Die Freiwilligen trafen am Nachmittag am internationalen Flughafen Soekarno-Hatta in Tangerang, Banten, ein. Sie flogen am 23. Mai um 19.35 Uhr von Istanbul nach Dubai und setzten den Flug am 24. Mai um 04.10 Uhr Richtung Jakarta fort.
Sugiono erklärte, dass die Inhaftierung ziviler Freiwilliger, die humanitäre Hilfe nach Gaza transportierten, gegen das Völkerrecht verstoße. Er fügte hinzu, dass die indonesische Regierung ihre Rückführung dank der Koordinierung mit der Türkei und anderen Ländern erfolgreich durchführen konnte.
Mehrere Freiwillige berichteten von körperlicher Gewalt während der Inhaftierung auf Militärschiffen und im Hafen von Aschdod.

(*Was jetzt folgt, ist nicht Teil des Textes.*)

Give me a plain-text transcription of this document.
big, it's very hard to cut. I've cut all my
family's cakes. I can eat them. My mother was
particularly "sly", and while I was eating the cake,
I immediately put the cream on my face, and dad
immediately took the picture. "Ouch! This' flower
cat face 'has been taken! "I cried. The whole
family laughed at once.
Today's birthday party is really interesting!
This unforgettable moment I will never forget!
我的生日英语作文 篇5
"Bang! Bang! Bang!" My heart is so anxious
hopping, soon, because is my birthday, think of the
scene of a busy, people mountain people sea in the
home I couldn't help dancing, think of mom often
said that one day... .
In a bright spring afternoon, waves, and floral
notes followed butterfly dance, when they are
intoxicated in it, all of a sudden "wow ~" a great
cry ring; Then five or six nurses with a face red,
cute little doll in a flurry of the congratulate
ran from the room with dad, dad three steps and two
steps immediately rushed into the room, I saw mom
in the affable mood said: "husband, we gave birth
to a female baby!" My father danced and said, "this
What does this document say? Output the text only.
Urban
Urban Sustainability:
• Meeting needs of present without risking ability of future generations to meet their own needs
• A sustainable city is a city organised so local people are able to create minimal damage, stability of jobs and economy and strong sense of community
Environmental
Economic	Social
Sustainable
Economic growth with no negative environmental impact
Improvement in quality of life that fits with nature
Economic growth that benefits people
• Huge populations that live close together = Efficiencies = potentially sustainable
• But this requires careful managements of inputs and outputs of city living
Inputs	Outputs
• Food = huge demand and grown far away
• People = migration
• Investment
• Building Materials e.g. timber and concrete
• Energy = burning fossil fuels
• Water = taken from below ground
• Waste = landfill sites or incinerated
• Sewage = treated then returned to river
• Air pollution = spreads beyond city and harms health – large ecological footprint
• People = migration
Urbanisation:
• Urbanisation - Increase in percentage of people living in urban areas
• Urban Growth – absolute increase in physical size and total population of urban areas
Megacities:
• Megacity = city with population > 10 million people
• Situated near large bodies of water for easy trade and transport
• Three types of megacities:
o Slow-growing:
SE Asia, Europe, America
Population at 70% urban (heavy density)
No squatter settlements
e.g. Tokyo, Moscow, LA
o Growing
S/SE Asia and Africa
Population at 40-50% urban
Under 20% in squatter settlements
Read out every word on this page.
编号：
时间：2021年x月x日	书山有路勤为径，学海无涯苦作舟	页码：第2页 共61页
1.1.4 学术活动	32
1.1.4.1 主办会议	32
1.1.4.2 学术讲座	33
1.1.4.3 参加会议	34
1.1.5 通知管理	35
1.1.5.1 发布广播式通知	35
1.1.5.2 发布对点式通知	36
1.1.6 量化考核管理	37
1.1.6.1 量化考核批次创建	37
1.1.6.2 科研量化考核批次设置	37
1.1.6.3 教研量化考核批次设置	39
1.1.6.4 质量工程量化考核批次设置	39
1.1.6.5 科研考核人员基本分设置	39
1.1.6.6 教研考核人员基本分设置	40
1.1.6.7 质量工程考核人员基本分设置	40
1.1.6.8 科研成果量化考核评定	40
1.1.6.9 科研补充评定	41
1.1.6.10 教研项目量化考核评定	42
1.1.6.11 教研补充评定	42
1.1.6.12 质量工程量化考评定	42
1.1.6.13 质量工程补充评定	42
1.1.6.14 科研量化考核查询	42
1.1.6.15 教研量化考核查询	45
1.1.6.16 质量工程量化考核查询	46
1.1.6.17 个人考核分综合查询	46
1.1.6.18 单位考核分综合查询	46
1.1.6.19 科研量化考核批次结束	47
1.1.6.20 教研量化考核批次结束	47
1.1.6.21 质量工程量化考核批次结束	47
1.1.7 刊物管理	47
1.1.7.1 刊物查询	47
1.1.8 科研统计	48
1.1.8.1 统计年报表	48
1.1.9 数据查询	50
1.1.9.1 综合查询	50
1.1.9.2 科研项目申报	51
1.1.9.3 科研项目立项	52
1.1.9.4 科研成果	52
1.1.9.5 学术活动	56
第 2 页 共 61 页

Sie gaben an, geschlagen, getreten und mit Elektroschocks traktiert worden zu sein, bevor sie am 21. Mai freigelassen wurden.
Die Koordinatorin des Global Peace Convoy Indonesia, Maimon Herawati, erklärte, dass die Global Sumud Flotilla rechtliche Schritte gegen Israel vorbereite, um den Fall vor ein internationales Gericht zu bringen. Sie erwähnte, dass bereits 35 Haftbefehle gegen israelisches Militärpersonal vorlägen.